Delightful and moist eggless lemon muffins with a zesty citrus flavor, perfect for breakfast or a light snack.
2 cups all-purpose flour
1 cup granulated sugar
1 tablespoon baking powder
1/2 teaspoon baking soda
1/4 teaspoon salt
1 cup plain yogurt
1/2 cup vegetable oil
1/2 cup milk
1 tablespoon lemon zest
1/4 cup fresh lemon juice
1 teaspoon vanilla extract
Preheat the oven to 375°F (190°C). Line a 12-cup muffin tin with paper liners or grease the cups.

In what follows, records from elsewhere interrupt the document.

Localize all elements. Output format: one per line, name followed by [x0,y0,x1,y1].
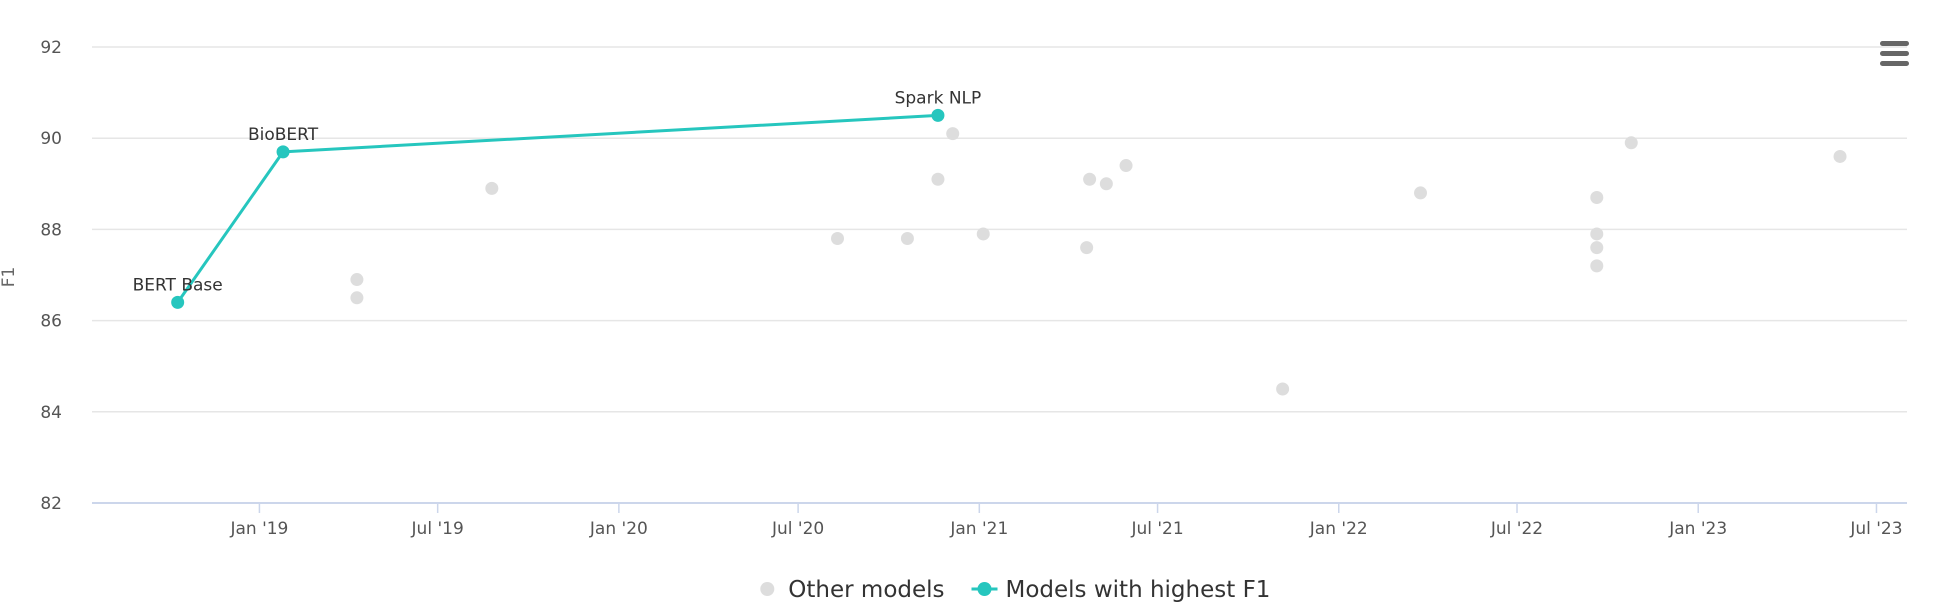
legend-label: Other models [788,577,944,603]
x-tick-label: Jul '23 [1849,519,1902,539]
other-model-point[interactable] [1083,172,1097,186]
point-label: Spark NLP [895,88,982,108]
y-tick-label: 86 [40,312,62,332]
other-model-point[interactable] [350,273,364,287]
x-tick-label: Jan '20 [589,519,648,539]
other-model-point[interactable] [900,232,914,246]
other-model-point[interactable] [1099,177,1113,191]
x-tick-label: Jan '21 [949,519,1008,539]
x-tick-label: Jul '20 [771,519,824,539]
x-tick-label: Jul '22 [1490,519,1543,539]
label-layer: BERT Base BioBERT Spark NLP [133,88,982,295]
other-model-point[interactable] [350,291,364,305]
other-model-point[interactable] [1590,227,1604,241]
series-layer [171,108,1847,396]
other-model-point[interactable] [1414,186,1428,200]
best-model-point[interactable] [931,108,945,122]
legend-marker [977,582,992,596]
other-model-point[interactable] [1080,241,1094,255]
legend-label: Models with highest F1 [1006,577,1271,603]
legend-item-1[interactable]: Models with highest F1 [971,577,1271,603]
series-0 [350,127,1847,396]
other-model-point[interactable] [1590,190,1604,204]
point-label: BioBERT [248,125,319,145]
legend-item-0[interactable]: Other models [760,577,945,603]
other-model-point[interactable] [1276,382,1290,396]
other-model-point[interactable] [830,232,844,246]
best-model-point[interactable] [171,295,185,309]
x-tick-label: Jan '19 [229,519,288,539]
hamburger-menu-icon[interactable] [1876,37,1909,69]
other-model-point[interactable] [1624,136,1638,150]
other-model-point[interactable] [485,181,499,195]
other-model-point[interactable] [976,227,990,241]
other-model-point[interactable] [1119,159,1133,173]
other-model-point[interactable] [1590,259,1604,273]
grid-layer [92,46,1907,413]
legend-layer: Other models Models with highest F1 [760,577,1270,603]
y-tick-label: 90 [40,129,62,149]
other-model-point[interactable] [1833,149,1847,163]
series-1 [171,108,945,309]
x-tick-label: Jan '23 [1668,519,1727,539]
y-tick-label: 88 [40,220,62,240]
axis-layer: 82 84 86 88 90 92 Jan '19 Jul '19 Jan '20 Jul '20… [40,38,1907,539]
x-tick-label: Jan '22 [1309,519,1368,539]
y-tick-label: 92 [40,38,62,58]
y-tick-label: 82 [40,494,62,514]
other-model-point[interactable] [1590,241,1604,255]
best-model-point[interactable] [276,145,290,159]
x-tick-label: Jul '19 [411,519,464,539]
other-model-point[interactable] [946,127,960,141]
other-model-point[interactable] [931,172,945,186]
y-axis-title: F1 [0,267,19,288]
y-tick-label: 84 [40,403,62,423]
point-label: BERT Base [133,275,223,295]
x-tick-label: Jul '21 [1130,519,1183,539]
legend-marker [760,582,775,596]
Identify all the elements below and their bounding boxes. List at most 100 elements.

In a large mixing bowl, whisk together the all-purpose flour, granulated sugar, baking powder, baking soda, and salt until well combined.
In a separate bowl, combine the plain yogurt, vegetable oil, milk, lemon zest, fresh lemon juice, and vanilla extract. Mix well.
Pour the wet ingredients into the dry ingredients and gently fold together using a spatula until just combined. Do not overmix; the batter should be slightly lumpy.
Divide the batter evenly among the prepared muffin cups, filling each about 3/4 full.
Bake in the preheated oven for 18 to 20 minutes, or until a toothpick inserted into the center of a muffin comes out clean.
Remove the muffins from the oven and let them cool in the tin for 5 minutes before transferring them to a wire rack to cool completely.